Всё же я стянула и штаны, и бельё, обнажая волосатый лобок. Раб прикрыл рот ладонью, сквозь пальцы я заметила улыбку. Его пробило на смех. Мне отчаянно захотелось услышать его смех, если бы только я могла сказать «пожалуйста, смейся», но я не знала как и почувствовала себя глупой в своём прежней упрямой враждебности по отношению к Арчи.

Я коснулась поразительно длинных, вьющихся волос раба. Какие гладкие и блестящие они были и славно пахли, как и его, натёртая чем-то шея. Сама не заметила, как стала касаться хрупкого тела, осторожно, словно опасаясь, что оно рассыплется. Но, вдруг опомнившись, остановилась, отодвинувшись.

Раб схватил меня за руку и поднял её, направив в сторону своего мужского органа. Мне стало не по себе. Действительно ли он хотел, чтобы я касалась его тела или просто делал то, зачем и был предназначен? Большие тёмные глаза глядели в нетерпении. Не знаю почему, но я всё-таки сделала это. Быстрая реакция тела раба на мимолётное касание смутила меня.

Он обхватил мою шею руками, садясь на колени будто дитя, и его орган тёрся об мой живот. Я ощущала щекочущее дыхание на своей шее, но уже ни о чём не могла думать или просто рассуждать здраво. Может это место развращало людей или во мне самой было нечто, о чём я даже не подозревала?

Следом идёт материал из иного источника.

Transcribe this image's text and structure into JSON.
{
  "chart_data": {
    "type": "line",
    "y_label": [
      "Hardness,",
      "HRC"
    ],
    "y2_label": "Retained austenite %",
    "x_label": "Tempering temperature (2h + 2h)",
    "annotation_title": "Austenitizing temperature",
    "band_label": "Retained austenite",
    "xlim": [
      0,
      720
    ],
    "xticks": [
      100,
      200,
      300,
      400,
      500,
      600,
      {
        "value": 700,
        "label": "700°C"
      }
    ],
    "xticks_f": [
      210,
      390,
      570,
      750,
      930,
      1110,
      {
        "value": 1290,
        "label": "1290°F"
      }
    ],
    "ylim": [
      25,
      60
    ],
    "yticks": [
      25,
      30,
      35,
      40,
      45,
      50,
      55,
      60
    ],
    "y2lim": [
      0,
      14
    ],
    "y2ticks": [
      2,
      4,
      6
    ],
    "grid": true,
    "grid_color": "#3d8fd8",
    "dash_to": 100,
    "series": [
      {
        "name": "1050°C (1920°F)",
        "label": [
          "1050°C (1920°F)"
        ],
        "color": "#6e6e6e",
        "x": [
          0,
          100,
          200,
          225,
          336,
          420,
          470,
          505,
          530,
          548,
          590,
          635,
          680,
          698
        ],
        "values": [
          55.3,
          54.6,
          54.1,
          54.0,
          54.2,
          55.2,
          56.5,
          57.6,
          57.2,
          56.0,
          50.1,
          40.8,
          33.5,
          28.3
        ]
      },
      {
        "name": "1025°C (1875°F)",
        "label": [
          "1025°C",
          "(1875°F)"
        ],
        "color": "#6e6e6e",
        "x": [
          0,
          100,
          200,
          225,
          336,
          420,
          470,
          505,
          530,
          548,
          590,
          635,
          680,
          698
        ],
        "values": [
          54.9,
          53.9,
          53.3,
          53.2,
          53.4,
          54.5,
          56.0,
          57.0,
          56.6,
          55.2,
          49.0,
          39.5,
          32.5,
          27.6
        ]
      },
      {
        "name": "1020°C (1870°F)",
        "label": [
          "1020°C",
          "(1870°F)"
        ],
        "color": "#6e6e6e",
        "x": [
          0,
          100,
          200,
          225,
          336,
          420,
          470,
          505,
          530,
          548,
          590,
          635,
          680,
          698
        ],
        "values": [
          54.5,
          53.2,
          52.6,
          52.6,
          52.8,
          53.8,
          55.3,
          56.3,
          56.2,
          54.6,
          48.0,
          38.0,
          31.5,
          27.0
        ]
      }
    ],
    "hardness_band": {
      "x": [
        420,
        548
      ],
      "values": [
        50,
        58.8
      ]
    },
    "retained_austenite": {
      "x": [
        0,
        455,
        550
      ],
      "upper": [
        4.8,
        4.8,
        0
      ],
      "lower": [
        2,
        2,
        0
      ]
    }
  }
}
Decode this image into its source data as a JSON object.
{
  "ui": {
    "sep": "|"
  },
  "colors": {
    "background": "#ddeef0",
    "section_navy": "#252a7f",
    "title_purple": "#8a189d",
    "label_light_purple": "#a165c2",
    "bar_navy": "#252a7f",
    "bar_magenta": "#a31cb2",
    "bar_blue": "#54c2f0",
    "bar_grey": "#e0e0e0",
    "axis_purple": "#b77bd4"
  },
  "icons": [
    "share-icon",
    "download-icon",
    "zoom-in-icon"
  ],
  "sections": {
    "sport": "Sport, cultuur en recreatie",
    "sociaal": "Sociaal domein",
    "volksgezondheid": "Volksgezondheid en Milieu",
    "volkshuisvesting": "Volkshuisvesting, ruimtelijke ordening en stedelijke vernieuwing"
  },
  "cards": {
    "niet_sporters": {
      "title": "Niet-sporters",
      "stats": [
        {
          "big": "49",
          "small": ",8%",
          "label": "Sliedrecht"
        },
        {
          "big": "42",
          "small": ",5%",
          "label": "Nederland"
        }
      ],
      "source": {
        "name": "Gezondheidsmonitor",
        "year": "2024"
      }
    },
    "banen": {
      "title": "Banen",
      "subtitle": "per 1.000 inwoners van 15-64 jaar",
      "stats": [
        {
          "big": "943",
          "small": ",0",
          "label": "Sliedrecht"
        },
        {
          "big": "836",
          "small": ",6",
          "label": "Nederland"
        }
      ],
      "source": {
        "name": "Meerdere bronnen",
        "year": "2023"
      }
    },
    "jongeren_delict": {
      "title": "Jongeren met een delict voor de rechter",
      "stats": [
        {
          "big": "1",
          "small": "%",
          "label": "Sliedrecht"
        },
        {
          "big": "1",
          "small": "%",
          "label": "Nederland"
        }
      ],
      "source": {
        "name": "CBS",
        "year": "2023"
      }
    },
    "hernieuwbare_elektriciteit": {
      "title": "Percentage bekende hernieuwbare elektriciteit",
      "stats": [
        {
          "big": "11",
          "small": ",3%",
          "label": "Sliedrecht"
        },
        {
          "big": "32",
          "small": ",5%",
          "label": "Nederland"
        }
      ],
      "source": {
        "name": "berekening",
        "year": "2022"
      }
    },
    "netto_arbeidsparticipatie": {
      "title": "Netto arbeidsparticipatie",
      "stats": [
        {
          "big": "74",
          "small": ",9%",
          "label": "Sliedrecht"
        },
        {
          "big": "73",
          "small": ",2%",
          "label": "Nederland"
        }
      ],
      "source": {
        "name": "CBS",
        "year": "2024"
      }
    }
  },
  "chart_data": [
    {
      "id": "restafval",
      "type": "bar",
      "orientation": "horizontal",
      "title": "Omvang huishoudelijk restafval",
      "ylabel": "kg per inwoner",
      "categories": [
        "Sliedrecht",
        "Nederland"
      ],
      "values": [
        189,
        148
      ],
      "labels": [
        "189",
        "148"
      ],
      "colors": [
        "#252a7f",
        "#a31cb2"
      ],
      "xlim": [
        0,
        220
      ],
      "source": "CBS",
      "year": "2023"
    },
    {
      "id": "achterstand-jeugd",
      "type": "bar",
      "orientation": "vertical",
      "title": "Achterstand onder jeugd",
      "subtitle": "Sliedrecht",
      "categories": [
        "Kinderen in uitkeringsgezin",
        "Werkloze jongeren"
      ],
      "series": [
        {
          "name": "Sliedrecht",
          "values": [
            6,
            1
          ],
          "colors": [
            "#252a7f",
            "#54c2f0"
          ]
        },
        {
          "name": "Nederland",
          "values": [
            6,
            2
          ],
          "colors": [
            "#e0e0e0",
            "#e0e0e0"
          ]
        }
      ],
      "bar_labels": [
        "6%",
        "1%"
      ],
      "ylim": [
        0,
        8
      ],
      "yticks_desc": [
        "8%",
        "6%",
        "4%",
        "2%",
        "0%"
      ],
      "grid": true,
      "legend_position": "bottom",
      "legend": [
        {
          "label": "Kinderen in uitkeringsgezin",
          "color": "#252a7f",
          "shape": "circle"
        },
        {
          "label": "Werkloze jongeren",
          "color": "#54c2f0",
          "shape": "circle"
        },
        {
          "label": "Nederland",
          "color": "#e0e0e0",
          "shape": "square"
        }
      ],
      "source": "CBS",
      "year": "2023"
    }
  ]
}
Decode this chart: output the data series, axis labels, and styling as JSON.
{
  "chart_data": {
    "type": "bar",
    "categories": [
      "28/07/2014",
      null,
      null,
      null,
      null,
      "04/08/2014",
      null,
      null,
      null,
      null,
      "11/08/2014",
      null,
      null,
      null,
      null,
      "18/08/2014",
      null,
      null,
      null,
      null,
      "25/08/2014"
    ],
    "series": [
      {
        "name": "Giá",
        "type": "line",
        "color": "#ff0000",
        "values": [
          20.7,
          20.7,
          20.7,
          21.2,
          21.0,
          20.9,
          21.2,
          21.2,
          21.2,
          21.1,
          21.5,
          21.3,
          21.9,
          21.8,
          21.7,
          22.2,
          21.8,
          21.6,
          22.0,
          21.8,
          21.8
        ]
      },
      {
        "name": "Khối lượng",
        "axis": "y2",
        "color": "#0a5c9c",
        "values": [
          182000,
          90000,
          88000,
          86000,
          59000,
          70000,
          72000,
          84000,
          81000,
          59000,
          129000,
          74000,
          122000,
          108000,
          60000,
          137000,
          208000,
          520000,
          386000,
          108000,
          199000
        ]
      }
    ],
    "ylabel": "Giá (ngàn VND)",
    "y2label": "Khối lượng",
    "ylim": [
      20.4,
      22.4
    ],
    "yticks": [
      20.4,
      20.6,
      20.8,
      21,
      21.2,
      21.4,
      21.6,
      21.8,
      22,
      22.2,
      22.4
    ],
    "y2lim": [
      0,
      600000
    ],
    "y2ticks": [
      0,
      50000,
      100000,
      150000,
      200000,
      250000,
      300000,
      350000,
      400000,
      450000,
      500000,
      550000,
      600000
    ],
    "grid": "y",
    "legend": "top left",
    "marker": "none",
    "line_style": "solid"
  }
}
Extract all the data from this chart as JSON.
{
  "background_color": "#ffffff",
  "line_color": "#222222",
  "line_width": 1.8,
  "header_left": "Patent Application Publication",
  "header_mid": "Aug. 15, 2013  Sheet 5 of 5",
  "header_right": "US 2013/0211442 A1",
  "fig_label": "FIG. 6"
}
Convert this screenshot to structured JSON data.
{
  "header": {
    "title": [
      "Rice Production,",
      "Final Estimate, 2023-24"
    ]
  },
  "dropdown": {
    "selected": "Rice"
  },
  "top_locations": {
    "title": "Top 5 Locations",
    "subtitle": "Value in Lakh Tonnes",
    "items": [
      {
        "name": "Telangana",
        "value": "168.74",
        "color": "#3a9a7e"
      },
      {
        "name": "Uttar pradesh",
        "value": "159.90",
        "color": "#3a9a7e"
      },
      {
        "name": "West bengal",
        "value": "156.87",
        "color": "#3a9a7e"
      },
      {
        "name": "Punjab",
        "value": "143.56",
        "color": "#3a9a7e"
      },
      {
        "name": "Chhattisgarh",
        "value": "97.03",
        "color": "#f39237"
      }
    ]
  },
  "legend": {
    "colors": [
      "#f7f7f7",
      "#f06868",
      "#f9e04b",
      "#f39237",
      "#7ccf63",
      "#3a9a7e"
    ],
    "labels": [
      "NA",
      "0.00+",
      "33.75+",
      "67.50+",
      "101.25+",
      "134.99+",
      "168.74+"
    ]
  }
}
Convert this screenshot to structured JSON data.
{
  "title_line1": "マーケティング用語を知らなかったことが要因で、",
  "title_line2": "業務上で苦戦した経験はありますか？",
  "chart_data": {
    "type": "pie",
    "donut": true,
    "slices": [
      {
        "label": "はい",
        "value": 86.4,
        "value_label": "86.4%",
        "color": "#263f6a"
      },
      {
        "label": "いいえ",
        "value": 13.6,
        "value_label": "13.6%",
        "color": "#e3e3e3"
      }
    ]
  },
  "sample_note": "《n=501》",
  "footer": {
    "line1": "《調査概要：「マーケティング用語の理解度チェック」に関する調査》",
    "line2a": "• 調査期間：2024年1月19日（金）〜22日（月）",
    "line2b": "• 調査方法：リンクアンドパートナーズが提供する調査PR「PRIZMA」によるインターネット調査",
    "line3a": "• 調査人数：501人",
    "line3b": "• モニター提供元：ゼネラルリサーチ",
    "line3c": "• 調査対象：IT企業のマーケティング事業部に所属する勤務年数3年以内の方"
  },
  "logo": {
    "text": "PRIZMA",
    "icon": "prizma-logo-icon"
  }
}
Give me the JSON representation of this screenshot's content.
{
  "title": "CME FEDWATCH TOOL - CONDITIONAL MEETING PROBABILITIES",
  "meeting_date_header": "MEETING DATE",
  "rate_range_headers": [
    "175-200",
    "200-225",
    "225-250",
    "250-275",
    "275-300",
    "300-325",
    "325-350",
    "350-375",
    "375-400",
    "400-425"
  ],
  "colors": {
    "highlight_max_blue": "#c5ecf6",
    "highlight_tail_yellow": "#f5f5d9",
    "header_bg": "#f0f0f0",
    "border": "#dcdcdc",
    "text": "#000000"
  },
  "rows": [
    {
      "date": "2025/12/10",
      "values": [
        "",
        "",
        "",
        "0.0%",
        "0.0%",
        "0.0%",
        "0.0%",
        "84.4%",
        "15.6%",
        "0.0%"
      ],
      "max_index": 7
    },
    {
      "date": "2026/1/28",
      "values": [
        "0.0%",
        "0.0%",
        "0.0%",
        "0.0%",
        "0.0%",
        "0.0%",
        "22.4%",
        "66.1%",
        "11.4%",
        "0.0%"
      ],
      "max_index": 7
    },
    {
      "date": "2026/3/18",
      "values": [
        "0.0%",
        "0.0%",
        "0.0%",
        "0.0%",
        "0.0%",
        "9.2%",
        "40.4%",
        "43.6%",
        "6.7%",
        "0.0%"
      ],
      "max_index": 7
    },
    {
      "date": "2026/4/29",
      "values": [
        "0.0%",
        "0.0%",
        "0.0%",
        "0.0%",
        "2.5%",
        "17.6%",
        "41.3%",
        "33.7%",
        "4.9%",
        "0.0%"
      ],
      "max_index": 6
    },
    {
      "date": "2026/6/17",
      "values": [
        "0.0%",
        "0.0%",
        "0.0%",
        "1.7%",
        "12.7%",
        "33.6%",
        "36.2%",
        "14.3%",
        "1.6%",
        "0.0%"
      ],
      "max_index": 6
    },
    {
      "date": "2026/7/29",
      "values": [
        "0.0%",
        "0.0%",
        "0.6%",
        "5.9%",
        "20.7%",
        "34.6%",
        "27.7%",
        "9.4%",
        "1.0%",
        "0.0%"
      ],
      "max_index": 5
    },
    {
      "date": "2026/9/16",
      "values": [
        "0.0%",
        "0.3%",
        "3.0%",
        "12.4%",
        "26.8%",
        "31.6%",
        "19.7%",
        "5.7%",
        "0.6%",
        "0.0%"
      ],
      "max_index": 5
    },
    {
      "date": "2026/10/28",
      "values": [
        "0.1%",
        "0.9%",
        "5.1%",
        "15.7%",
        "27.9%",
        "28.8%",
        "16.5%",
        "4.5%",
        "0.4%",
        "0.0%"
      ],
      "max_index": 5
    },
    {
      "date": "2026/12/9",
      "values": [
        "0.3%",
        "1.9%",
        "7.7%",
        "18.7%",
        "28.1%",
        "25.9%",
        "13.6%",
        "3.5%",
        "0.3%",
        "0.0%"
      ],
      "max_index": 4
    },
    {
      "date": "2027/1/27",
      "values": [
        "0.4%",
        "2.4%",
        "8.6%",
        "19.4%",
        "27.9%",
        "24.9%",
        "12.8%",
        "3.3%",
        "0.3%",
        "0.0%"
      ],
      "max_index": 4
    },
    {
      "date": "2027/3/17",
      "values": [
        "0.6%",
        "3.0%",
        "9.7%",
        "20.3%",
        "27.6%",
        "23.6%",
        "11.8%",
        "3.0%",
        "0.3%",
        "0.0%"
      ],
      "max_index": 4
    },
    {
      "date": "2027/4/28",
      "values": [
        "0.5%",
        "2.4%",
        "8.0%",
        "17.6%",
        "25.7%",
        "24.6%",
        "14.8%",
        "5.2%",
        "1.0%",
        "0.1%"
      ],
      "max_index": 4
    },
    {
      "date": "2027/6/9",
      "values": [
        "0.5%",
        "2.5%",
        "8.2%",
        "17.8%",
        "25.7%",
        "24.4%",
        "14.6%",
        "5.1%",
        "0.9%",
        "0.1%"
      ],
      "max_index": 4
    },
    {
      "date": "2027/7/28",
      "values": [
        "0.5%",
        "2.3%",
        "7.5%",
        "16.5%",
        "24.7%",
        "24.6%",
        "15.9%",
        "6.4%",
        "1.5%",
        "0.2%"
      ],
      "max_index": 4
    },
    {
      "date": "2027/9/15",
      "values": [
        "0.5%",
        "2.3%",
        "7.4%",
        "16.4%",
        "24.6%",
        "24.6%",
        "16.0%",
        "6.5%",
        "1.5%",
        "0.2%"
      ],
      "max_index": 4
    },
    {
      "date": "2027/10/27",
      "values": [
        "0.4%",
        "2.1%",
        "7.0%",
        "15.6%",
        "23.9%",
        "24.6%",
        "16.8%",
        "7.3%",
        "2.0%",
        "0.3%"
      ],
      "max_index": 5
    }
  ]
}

Не зная, как это делали мужчины, действовала как привыкла, одновременно направляя тонкие пальцы раба вниз моего живота. Он действовал аккуратно и выглядел крайне взволнованным, считывая малейшее изменение моей реакции. Моя же рука запачкалась чем-то белым и липким. Щёки раба зарделись. А я поцеловала покрывшийся потом лоб.

Когда всё закончилось, в комнате вдруг посвежело, весь дым, здесь витавший, развеялся. Я одевалась, раздавленная виной за то, что сделала с этим незнакомым мне безымянным парнишкой. Он натянул свои полупрозрачные одежды обратно и снова улыбнулся, взглянув на меня большими печальными глазами. Мне хотелось верить в эту искренность на остром лице. Обнять за тонкие плечи и забрать из пропитанного пьянящим дымом и похотливым потом здания запертое здесь создание, что в следующий раз возляжет на матрасе с кем-то другим всего за пару серебряных монет.

Но я не могла этого сделать, я не могла сделать ничего. Нельзя просто менять чужие жизни, какими бы ужасными они нам не казались, если мы не ведали, чем это обернётся. И я, и остальные могли сгинуть уже завтра, уличённые на месте в своей истинной личности. А стыд за содеянное и нежелание, чтобы хоть кто-нибудь из подруг узнала о моей низости, гнали меня прочь из места, чьё название на имперском звучало не иначе как «бордель».